Integrated child development scheme
Allocation to the ministry of women and child development rose 18%--from Rs 24,758 crore in the revised estimates for 2018-19 to Rs 29,164 crore in 2019-20.
Allocations to the Integrated Child Development Scheme (ICDS)--also rose. While the allocations to the ICDS umbrella that includes national nutrition mission, national creche services and others--rose 18% to Rs 27,584 crore, the funding for core ICDS rose 11% to Rs 19,834 crore.
India is on track to become free of open defecation by October 2, 2019--the 150th birth anniversary of Mahatma Gandhi--finance minister Sitharaman said in her speech, adding that the Swachh Bharat Mission will now focus on sustainable solid waste management in every village.

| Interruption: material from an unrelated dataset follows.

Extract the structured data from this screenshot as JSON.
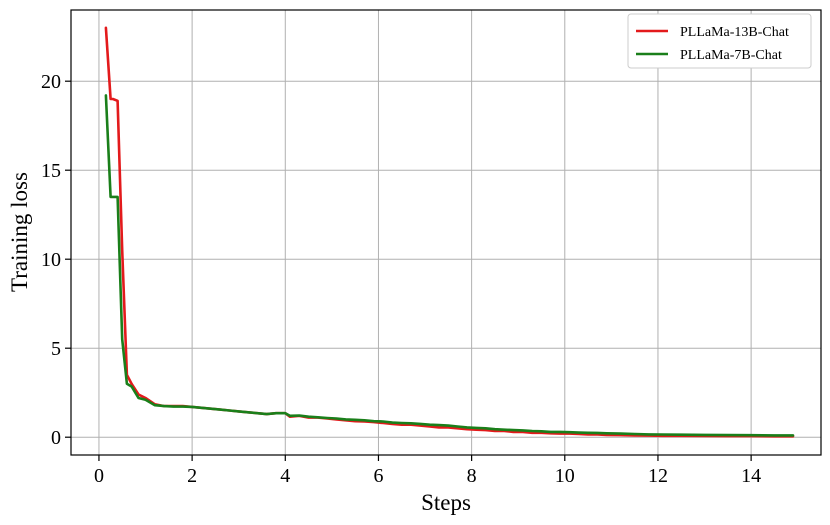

However, the scheme (including urban and rural components) saw a 25% drop in allocation--from Rs 16,978 crore in the revised estimates of 2018-19 to Rs 12,644 crore in 2019-20.
As many as 96 million toilets have been constructed since October 2014, more than 560,000 villages and 95% cities have declared themselves open defecation-free (ODF), Sitharaman said. However, 10% of villages that declared themselves ODF have not been verified, and only 20% have been verified at the second level, Swachh Bharat Abhiyan data show.
Almost a quarter (23%) of those who own a latrine defecated in the open, a figure that has remained unchanged since 2014, researchers found, as IndiaSpend reported on January 7, 2019. The Swachh Bharat campaign was largely focused on latrine construction and it did little to address attitudes to latrine pits, rooted in notions of purity and pollution, said Aashish Gupta, research fellow at RICE, PhD candidate at the University of Pennsylvania, and the lead author of the paper told IndiaSpend.